Patterning drives clustering of ACh receptors. (A) Representative fluorescence images of AChR clustering on agrin-treated myotubes cultured on glass, myogenic (Myo), or mechanically patterned (MP) hydrogels at 5 d (mouse) or 7 d (human) after induction of differentiation. AChRs were labeled with BTX. Scale bars, 25 μm. (B) Average AChR cluster size for mouse (left; n = 5) and human (right; n = 20). (C) Agrin-driven AChR clustering involving Lrp4 and MuSK. (D) Lrp4 and (E) MuSK expression was assessed by qPCR, and data were normalized to transcript expression on glass and plotted for the indicated species (n = 6). *p < 0.05 and ***p < 0.001 based on ANOVA comparisons of the indicated groups.

FIGURE 5:

Patterning improves AChR clusters induced by MN coculture. (A) Representative fluorescence images of AChR clustering on mouse myotubes cocultured with mouse MN for 7 d. Myotubes were differentiated for 4 d before the start of the coculture. AChRs were labeled with BTX. Scale bar, 20 μm. Arrows indicate BTX immunoreactivity. (B) Average AChR cluster size (n = 20) for glass (Gl), soft myogenic substrates (Myo), and mechanically patterned hydrogels (MP). ***p < 0.001 based on ANOVA comparisons between substrate conditions. (C) Representative fluorescence image of patterned mouse myotube/mouse MN coculture at 7 d.

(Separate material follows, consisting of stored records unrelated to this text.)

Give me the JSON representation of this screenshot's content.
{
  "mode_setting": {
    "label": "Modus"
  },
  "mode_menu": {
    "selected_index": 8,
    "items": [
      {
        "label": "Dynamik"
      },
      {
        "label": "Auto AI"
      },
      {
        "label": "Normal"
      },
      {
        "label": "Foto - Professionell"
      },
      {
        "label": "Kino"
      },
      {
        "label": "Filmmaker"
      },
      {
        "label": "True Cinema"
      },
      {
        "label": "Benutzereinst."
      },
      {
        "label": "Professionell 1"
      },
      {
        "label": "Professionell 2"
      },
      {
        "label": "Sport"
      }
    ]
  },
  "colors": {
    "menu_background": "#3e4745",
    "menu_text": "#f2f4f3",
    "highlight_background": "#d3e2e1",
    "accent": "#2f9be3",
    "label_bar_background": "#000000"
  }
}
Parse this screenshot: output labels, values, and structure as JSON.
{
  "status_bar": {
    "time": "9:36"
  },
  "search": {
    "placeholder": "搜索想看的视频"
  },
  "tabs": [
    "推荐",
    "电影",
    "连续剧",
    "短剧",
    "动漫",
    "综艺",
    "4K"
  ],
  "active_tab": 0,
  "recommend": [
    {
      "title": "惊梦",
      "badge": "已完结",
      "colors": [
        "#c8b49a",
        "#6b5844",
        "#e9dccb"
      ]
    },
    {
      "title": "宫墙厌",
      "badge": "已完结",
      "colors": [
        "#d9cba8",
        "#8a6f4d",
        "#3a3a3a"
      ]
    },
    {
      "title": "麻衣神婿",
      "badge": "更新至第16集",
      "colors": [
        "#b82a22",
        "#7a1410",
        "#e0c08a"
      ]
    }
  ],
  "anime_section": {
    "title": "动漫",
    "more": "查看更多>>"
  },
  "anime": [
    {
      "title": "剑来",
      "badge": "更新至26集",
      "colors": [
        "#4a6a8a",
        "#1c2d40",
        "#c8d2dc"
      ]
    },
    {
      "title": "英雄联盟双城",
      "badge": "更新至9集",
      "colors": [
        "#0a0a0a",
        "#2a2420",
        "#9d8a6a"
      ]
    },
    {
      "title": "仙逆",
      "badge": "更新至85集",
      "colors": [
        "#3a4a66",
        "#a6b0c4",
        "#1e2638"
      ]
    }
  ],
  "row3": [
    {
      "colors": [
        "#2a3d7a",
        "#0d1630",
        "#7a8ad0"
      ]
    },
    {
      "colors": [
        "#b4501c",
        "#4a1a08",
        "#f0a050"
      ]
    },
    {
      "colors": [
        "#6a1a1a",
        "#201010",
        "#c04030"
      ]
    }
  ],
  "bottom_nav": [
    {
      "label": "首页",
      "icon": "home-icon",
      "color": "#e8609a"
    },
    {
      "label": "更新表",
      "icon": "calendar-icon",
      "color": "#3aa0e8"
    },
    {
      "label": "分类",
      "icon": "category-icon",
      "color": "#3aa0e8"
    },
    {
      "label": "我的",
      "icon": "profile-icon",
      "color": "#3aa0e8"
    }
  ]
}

Cells were immunostained with β-III-tubulin (TuJ1, green) and BTX (red) and counterstained for nuclei with Hoechst 33352 (blue). Scale bar, 30 μm. Arrows indicate BTX immunoreactivity that colocalizes with β-III-tubulin immunoreactivity, suggestive of a putative NMJ.

FIGURE 6:

Functional assessment of AChR clusters in myotubes on different substrates. (A, B) Still movie images of myotube cultures (left). The white line indicates which contracting myotube was used to create the associated kymograph (right). The black bar at the bottom of each kymograph notes contractions. Cultures were stimulated with ACh as indicated. (C) Twitch duration and (D) frequency for glass (Gl; black) and mechanically patterned hydrogels (MP; white; n = 5). *p < 0.05 and ***p < 0.001 based on ANOVA comparisons between substrate conditions.

FIGURE 7:

Substrate stiffness, but not myotube width, mediates AChR cluster formation on mechanically patterned substrates. (A) Elastic modulus of pathological mechanically patterned hydrogel. Fusion index (B) and myotube width (C) of mouse myotubes cultured on mechanically patterned hydrogels with myogenic (12 kPa) and pathological (58 kPa) stiff regions (n = 25). (D) Representative fluorescence images of AChR clustering on patterned hydrogels. AChR clusters are labeled with BTX. Scale bar, 10 μm. Arrows indicate AchR clusters. (E) AChR cluster area on myotubes cultured with agrin treatment on patterned hydrogels (n = 25). **p < 0.01 based on unpaired t test comparison. (F) Scatter plot of AChR cluster size vs. myotube width on mechanically patterned substrates with myogenic (12 kPa) stiff regions (n = 236 AChR clusters).